Four of the current trustees, including Mr Cairns, first elected 2009, and 20-year veteran trustee Karen Sherry, are standing. All are members of the right-wing C & R ticket. The fifth C & R trustee, former National Party MP Warren Kyd, is standing down, to make way for former National MP Paul Hutchinson.
Lined up against them is a City Vision ticket that includes former Labour Minister Judith Tizard and six independents, including former National minister Paul East.
Most recipients don't give a second thought to where the annual post-winter windfall comes from, or why. This is reflected in voting returns averaging under 20 per cent.
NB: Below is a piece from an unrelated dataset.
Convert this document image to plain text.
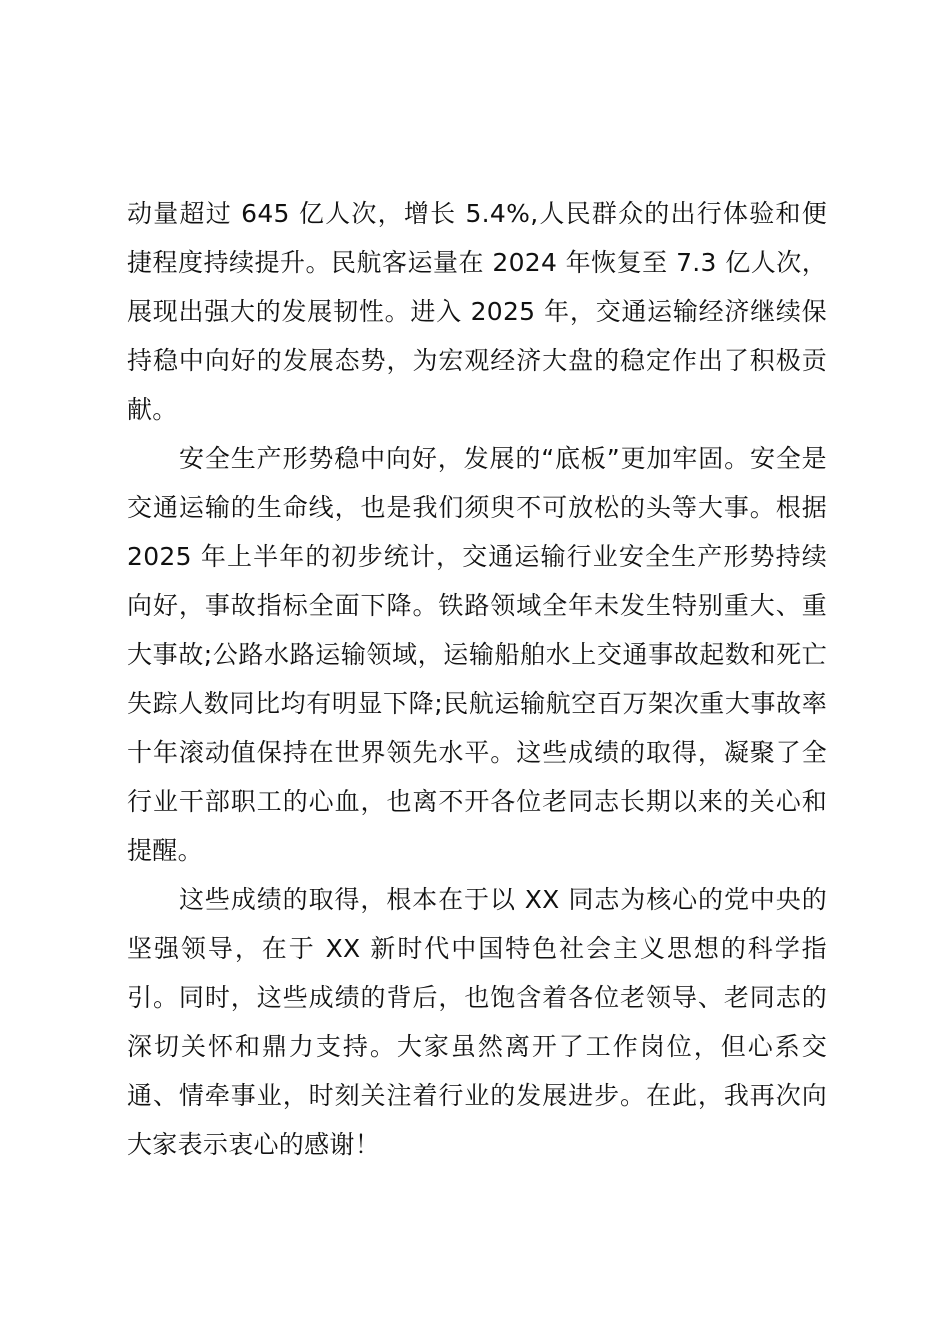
动量超过 645 亿人次，增长 5.4%,人民群众的出行体验和便捷程度持续提升。民航客运量在 2024 年恢复至 7.3 亿人次，展现出强大的发展韧性。进入 2025 年，交通运输经济继续保持稳中向好的发展态势，为宏观经济大盘的稳定作出了积极贡献。

安全生产形势稳中向好，发展的“底板”更加牢固。安全是交通运输的生命线，也是我们须臾不可放松的头等大事。根据 2025 年上半年的初步统计，交通运输行业安全生产形势持续向好，事故指标全面下降。铁路领域全年未发生特别重大、重大事故;公路水路运输领域，运输船舶水上交通事故起数和死亡失踪人数同比均有明显下降;民航运输航空百万架次重大事故率十年滚动值保持在世界领先水平。这些成绩的取得，凝聚了全行业干部职工的心血，也离不开各位老同志长期以来的关心和提醒。

这些成绩的取得，根本在于以 XX 同志为核心的党中央的坚强领导，在于 XX 新时代中国特色社会主义思想的科学指引。同时，这些成绩的背后，也饱含着各位老领导、老同志的深切关怀和鼎力支持。大家虽然离开了工作岗位，但心系交通、情牵事业，时刻关注着行业的发展进步。在此，我再次向大家表示衷心的感谢！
What does get their attention is any suggestion that the gift-horse deposit its money elsewhere.
In 2012, I was roundly abused when I said the annual $100 million or so dividend from the Vector shares should go back into the community to be spent on new assets, such as a new regional park perhaps, or restoring the St James Theatre.
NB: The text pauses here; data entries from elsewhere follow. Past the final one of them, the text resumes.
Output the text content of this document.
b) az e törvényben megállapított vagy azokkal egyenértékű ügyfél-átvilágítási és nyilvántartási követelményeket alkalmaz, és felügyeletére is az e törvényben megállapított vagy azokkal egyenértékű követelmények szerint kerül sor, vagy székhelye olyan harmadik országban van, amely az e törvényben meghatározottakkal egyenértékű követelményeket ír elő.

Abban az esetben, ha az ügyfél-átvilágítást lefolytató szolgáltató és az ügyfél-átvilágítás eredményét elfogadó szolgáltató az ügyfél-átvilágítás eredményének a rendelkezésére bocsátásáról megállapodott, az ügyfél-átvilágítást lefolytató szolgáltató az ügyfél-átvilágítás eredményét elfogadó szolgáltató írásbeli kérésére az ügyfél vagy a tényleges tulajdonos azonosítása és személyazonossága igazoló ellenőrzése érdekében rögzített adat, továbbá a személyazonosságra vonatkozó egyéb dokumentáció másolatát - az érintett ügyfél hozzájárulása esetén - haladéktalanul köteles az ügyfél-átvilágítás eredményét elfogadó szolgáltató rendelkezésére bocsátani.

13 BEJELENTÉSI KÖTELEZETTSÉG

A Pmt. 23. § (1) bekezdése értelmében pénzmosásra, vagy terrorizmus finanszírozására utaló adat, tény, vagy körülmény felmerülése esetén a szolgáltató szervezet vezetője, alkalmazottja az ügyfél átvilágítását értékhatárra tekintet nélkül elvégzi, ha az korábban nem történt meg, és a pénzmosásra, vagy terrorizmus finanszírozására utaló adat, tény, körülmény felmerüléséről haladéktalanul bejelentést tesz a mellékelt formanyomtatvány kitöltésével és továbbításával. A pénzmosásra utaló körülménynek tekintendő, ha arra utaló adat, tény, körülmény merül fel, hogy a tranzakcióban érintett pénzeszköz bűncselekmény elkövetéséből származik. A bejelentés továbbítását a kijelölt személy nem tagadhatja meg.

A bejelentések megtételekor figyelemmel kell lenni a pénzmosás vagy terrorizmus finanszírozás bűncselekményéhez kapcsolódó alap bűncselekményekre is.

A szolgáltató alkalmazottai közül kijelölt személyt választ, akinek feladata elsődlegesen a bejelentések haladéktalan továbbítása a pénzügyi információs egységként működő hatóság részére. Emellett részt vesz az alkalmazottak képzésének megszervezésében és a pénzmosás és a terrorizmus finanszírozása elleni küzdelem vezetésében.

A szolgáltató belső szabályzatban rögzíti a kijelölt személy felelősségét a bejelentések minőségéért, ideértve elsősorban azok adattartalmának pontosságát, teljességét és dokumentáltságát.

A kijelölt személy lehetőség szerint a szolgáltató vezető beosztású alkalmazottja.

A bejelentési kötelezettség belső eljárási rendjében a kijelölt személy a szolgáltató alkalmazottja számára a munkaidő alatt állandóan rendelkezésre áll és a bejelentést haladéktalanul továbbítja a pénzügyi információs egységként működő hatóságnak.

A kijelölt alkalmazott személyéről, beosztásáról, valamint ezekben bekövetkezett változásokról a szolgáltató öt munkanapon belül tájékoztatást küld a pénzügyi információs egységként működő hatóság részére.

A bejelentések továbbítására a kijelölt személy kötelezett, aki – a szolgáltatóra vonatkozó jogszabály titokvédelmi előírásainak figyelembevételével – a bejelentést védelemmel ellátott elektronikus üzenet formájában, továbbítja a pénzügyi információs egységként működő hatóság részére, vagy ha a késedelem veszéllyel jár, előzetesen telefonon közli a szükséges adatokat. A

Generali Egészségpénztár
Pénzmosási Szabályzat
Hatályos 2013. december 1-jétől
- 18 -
Since then, the road-building lobby has tried to get the AECT shares into Auckland Council hands to help support its insatiable lust for more tarmac. It's support I could do without. Yet the fact remains, the current "trust" ownership of $2.1 billion of Vector shares was cobbled together by a National Government in 1993, part of an ideological drive to abolish community-owned power boards, as had occurred to savings banks a decade before.
The aim was to privatise them, bribing the public with offers of tradeable shares to which they had no legitimate rights. Consumers in the old cities of Auckland, Manukau and north Papakura held out, voting instead to retain ownership through a trust, the AECT. For reasons I don't recall, Parliament decided that ownership would revert to community ownership, via local body control, in 2073.
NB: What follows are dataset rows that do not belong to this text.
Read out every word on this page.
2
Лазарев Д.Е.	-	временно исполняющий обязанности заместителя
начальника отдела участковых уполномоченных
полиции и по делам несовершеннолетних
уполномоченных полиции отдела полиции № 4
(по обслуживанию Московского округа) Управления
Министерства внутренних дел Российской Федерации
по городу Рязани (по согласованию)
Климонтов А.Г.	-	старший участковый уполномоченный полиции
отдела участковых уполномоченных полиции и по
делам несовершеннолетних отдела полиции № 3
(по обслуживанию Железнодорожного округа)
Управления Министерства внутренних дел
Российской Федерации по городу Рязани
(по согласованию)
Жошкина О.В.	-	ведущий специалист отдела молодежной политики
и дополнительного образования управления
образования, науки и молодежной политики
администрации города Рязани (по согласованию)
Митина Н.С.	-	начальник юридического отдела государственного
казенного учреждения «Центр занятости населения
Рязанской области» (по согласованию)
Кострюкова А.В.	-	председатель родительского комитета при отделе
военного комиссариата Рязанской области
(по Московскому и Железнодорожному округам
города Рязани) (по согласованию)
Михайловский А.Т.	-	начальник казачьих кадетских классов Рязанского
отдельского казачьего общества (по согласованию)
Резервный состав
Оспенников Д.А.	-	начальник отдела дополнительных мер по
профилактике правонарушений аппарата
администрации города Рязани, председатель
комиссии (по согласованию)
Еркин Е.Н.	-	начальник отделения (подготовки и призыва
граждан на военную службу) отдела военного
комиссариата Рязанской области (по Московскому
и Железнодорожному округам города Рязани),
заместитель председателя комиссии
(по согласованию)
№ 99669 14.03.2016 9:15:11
Recently, Auckland Council indicated it was interested in hastening the process as part of its search for alternative sources of funding. This triggered an outburst from Act leader and Epsom MP David Seymour. "Incredibly arrogant," he called it, saying "the trust belongs to those members who have not historically sold out their ownership [in] the asset."
I couldn't resist asking him whether, as he was a 9-year-old schoolboy at the time the trust was formed, he would take the $345 hand-out, even though he had no such historic ownership rights?
To me, neither Mr Seymour nor I have any individual rights to an asset, set up by far-sighted community leaders for the betterment of the community as a whole. It shouldn't be an ATM for us - or for the trustees.